Il Monferrato Astigiano è famoso per i suoi vini: grandi rossi come il Barbera, piccole e preziose produzioni come l'Albugnano e il Loazzolo, vini da dessert come Moscato e Brachetto.
Accanto ai vini, i piatti della tradizione piemontese arricchiti dai prodotti locali: la bagna cauda si accompagna qui ai peperoni quadrati della Motta di Costigliole, al cardo gobbo di Nizza Monferrato, agli ortaggi della Valle del Tanaro, mentre gli agnolotti cambiano le carni del ripieno quasi da paese a paese. Sopravvivono ancora piatti antichi come la finanziera, il fritto misto, la tartrà, il fricandò.
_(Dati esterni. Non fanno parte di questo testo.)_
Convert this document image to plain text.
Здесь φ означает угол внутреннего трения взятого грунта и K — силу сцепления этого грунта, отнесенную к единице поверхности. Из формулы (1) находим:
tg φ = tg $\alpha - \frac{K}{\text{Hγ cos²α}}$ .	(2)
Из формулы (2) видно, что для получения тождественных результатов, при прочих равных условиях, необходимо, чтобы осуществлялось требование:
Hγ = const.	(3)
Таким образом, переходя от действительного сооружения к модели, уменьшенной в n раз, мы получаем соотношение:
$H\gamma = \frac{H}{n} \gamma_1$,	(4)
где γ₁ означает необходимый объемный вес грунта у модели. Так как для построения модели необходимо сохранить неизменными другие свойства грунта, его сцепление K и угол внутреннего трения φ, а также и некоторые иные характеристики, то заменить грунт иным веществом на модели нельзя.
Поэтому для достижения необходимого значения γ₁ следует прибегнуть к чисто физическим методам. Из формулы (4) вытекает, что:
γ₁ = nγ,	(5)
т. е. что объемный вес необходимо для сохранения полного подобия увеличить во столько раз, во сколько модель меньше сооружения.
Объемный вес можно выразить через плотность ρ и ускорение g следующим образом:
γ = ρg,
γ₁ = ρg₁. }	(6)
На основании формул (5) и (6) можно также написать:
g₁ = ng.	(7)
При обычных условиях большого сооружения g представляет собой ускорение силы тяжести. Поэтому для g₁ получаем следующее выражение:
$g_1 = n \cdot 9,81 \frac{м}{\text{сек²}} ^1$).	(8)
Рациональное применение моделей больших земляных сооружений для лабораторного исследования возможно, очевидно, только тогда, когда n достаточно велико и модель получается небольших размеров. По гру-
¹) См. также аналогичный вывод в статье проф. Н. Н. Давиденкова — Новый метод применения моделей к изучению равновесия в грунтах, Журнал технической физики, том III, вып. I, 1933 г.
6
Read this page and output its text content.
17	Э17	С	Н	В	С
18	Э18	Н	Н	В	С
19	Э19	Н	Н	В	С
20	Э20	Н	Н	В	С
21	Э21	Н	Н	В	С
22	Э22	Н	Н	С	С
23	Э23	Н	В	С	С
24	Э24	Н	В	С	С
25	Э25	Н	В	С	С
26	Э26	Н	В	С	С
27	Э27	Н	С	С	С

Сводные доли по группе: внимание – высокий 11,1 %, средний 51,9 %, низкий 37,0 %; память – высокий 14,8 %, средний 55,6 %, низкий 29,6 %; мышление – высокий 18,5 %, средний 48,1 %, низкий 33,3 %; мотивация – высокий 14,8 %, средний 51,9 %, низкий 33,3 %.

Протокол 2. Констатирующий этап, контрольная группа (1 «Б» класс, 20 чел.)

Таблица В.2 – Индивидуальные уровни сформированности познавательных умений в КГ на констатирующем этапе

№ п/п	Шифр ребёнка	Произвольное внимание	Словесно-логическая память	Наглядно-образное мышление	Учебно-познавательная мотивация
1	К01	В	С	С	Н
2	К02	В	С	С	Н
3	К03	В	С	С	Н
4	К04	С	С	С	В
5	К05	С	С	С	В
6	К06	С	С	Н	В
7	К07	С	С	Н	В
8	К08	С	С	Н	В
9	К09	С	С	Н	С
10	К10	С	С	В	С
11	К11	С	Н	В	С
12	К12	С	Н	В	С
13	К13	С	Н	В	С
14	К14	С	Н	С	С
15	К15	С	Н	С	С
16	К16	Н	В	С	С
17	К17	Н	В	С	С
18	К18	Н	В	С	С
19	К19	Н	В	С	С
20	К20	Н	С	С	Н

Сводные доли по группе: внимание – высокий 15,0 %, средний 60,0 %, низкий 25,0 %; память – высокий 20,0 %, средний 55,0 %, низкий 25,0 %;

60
Tra i salumi da segnalare quelli d'asino e il prosciutto crudo prodotto a Cocconato, tra i formaggi spicca la DOP della Robiola di Roccaverano, che spesso si abbina ai mieli locali e a profumate mostarde (mosto d'uva, nocciole e frutta).
E i dolci? L'elenco sarebbe lunghissimo, dallo zabaione al moscato al bunet, dalle pesche ripiene alla polentina astigiana e le golosità a base di nocciola, la Tonda Gentile delle Langhe. Ma non solo le pasticcerie custodiscono questi tesori: anche nelle panetterie dei più piccoli paesi è possibile scoprire prodotti come le ubià di Grana, i canestrelli di Cinaglio, i caritin, tutti con una storia, leggenda o tradizione religiosa da raccontare.


Colline, vigne, filari, grappoli… Tutto nel Monferrato Alessandrino conduce al vino, il principe della tavola che accompagna i momenti importanti, rafforza l'amicizia, sana le contese: Barbera e Dolcetto sono i due grandi rossi che caratterizzano queste terre insieme al Grignolino, i bianchi che hanno raggiunto notorietà sulle tavole di tutto il mondo sono il Gavi DOCG e il Timorasso DOC. E per un fine pasto di eccellenza o un momento di meditazione gustosa, un Brachetto d'Acqui, un Moscato di Strevi o una delle grappe distillate secondo le antiche regole del “metodo discontinuo alla piemontese”.
I tesori della terra sono abbondanti, dal pregiato tartufo ai profumatissimi funghi, alla frutta e verdura di rara qualità e bontà tra cui le fragoline di Tortona, le pesche di Volpedo, le ciliegie “belle di Garbagna”, la mela Carla e la fagiolana della Val Borbera. Tra i salumi citiamo il Filetto baciato di Ponzone, la Testa in cassetta di Gavi, il Salame Nobile del Giarolo e la Muletta monferrina; grande la varietà e qualità dei formaggi: uno per tutti il Montebore, presidio Slow Food.
E ancora la ricca tradizione di piatti tipici: dai ravioli ai rabaton di verdure, dal pollo alla Marengo ai bolliti misti, dallo stoccafisso all'acquese alle acciughe con il bagnetto verde o rosso; per uno spuntino veloce la farinata e la focaccia di Novi.
Per i golosi, poi, una gamma infinita di dolci: amaretti e baci di dama in ogni città, il cioccolato del Novese, i krumiri di Casale Monferrato, la piccola pasticceria di Alessandria.


Forse il cammino diventerà più lungo ma… a queste tappe non si può rinunciare!!!